In 2010 i spent three years at the Turin Cinema Film Archives, specifically in the film inspection and cataloguing department .The archive experience strictly imposed me a method of waiting, deceleration and discovery, an attitude of careful attention of the relationship between cancellation and preservation.
This work experience was the key to forming my current artistic research. I often take inspiration from the slow way of working in archival films, from the way of looking at the frames paying attention to their wounds. These aspects have become an obsession to the point of pushing me to build a collection consisting of vernacular analogue photographic material considered a waste because it is abandoned or simply unwanted. “The No Carousel” mainly consists of slides that i find in second hand shops or on the street, the abandonment and their possible damage represent the story of these images that become for me a fertility space. They are images that have the power and seduction of precious objects, of those treasures to be looked at closely, with attention and desire. Scrunching them carefully i go in search of who knows what detail and particularly perhaps a clue that can continue the story i imagined looking at the scene for the first time, a story that i find myself spying on in a sort of diary of images. So many questions arise while viewing these mysterious photographs, almost all unanswered. But how Mary Oliver will write “There are so many stories more beautiful than answers” (“Snake” in American Primitive, 1983).

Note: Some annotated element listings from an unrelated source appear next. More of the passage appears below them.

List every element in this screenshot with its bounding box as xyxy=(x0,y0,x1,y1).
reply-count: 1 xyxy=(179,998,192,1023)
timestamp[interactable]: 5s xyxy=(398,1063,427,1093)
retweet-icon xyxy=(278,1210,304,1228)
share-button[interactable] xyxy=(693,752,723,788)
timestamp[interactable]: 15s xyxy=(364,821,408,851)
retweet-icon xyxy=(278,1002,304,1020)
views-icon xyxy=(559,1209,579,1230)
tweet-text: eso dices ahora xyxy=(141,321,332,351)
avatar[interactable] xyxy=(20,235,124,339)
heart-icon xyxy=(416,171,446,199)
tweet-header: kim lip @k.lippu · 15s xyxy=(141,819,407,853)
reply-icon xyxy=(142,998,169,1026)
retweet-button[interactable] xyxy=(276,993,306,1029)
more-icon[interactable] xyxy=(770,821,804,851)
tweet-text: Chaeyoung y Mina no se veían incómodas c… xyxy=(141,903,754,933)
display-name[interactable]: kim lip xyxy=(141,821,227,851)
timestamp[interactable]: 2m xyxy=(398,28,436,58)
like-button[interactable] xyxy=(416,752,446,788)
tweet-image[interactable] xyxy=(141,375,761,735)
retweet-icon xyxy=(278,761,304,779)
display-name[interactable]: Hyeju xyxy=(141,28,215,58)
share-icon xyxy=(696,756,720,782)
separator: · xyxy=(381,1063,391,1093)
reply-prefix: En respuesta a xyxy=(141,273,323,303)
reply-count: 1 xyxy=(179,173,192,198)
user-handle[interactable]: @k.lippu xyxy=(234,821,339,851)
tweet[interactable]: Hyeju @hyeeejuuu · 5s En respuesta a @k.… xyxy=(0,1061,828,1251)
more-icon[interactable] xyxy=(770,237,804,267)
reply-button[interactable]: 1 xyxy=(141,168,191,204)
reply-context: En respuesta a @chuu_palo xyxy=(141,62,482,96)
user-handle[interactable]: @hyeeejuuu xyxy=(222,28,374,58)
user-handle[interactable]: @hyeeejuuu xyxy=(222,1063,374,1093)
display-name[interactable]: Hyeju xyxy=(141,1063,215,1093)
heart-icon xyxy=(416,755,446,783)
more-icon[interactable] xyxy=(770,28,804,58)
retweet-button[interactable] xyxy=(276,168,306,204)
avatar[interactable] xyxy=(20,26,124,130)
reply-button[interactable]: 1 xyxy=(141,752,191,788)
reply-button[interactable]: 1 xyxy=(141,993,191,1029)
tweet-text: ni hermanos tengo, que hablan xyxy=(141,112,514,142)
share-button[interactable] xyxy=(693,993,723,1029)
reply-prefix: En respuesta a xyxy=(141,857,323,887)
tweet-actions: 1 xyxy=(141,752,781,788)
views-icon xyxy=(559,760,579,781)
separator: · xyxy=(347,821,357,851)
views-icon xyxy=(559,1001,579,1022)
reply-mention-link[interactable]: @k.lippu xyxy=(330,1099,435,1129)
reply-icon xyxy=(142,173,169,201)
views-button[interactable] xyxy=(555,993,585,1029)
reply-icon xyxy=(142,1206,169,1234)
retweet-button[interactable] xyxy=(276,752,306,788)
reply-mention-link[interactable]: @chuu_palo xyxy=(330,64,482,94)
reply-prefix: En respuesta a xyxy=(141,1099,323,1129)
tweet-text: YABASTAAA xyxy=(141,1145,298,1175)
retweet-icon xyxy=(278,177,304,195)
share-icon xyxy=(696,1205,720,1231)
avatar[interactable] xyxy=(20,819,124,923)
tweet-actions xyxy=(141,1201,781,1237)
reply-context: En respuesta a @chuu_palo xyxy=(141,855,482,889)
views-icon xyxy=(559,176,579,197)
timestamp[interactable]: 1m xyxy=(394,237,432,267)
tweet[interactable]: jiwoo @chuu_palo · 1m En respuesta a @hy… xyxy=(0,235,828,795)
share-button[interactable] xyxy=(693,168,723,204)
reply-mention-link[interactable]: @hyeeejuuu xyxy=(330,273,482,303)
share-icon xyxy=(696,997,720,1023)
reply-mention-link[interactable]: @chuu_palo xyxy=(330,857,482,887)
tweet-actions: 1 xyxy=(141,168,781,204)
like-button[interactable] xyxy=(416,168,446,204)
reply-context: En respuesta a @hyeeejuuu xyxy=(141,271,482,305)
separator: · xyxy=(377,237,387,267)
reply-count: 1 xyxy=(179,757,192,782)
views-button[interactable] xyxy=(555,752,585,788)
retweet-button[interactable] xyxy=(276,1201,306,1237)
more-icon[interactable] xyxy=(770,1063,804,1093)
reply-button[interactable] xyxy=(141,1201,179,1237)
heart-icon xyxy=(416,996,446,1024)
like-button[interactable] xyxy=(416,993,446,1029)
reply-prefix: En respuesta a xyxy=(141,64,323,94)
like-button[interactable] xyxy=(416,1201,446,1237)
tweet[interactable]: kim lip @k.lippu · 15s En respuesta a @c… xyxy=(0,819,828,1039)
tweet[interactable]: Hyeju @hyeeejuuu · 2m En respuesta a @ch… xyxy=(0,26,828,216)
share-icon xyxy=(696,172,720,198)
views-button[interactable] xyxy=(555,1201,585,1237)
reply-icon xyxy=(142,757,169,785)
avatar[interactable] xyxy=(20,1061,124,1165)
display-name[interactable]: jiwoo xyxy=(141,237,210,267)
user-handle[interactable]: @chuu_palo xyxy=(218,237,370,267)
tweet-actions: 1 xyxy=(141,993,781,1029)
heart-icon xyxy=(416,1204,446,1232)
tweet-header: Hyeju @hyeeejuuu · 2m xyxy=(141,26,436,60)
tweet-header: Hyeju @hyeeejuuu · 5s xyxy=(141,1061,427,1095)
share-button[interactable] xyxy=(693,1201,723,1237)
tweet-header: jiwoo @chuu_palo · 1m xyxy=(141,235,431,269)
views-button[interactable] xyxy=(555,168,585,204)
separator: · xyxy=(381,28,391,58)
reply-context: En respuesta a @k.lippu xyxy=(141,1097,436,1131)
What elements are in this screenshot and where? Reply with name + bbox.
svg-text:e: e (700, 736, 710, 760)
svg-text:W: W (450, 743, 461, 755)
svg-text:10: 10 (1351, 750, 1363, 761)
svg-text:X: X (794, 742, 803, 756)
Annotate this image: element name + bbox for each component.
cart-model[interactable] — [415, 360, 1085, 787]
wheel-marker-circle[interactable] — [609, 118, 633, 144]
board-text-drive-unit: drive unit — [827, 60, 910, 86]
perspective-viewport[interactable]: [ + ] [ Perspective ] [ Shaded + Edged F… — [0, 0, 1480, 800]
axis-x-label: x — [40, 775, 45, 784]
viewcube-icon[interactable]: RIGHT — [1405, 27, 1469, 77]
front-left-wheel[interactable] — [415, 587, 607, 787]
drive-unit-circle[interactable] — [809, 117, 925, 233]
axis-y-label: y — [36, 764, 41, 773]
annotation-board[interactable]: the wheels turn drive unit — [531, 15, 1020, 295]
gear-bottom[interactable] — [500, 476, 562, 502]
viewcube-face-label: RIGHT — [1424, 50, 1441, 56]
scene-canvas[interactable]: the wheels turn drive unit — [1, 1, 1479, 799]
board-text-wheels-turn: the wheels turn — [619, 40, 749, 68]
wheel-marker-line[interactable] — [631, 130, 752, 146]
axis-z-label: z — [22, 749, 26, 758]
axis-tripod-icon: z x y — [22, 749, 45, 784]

“The No Carousel” is dedicated to what resists, what settles in spite of destruction and transformation, but despite my obsession with what i manage to keep, I am aware that the times of life determine the choice of what to keep and what to throw away.
In the same way in librarianship we speak of rejection or revision weed control or weeding when we want to carry out the operation that consists of selecting useless documents in a collection. The archivist is called upon to decide which documents have and will have value and which ones do not. In the moment of choice - and rejection, perhaps- the archivist, is alone, and inevitably follows subjective criteria.
The selection follows the evaluation, and it is the moment in which the final destination of each type of document is decided. It is a complex operation that must keep in mind the meaning of responsibility and the relationship with prudence and control.
The “No Carousel” slides tell about vulnerability, loss and drift, and are a part of my personal archive because they are the consequence of a choice made by someone who said no.
It is a fragile archive, precisely because its conversation is continually strained on the limit between denial and affirmation , between silence and narration, between keeping hidden and showing.
The fact remains that they are truly seductive images.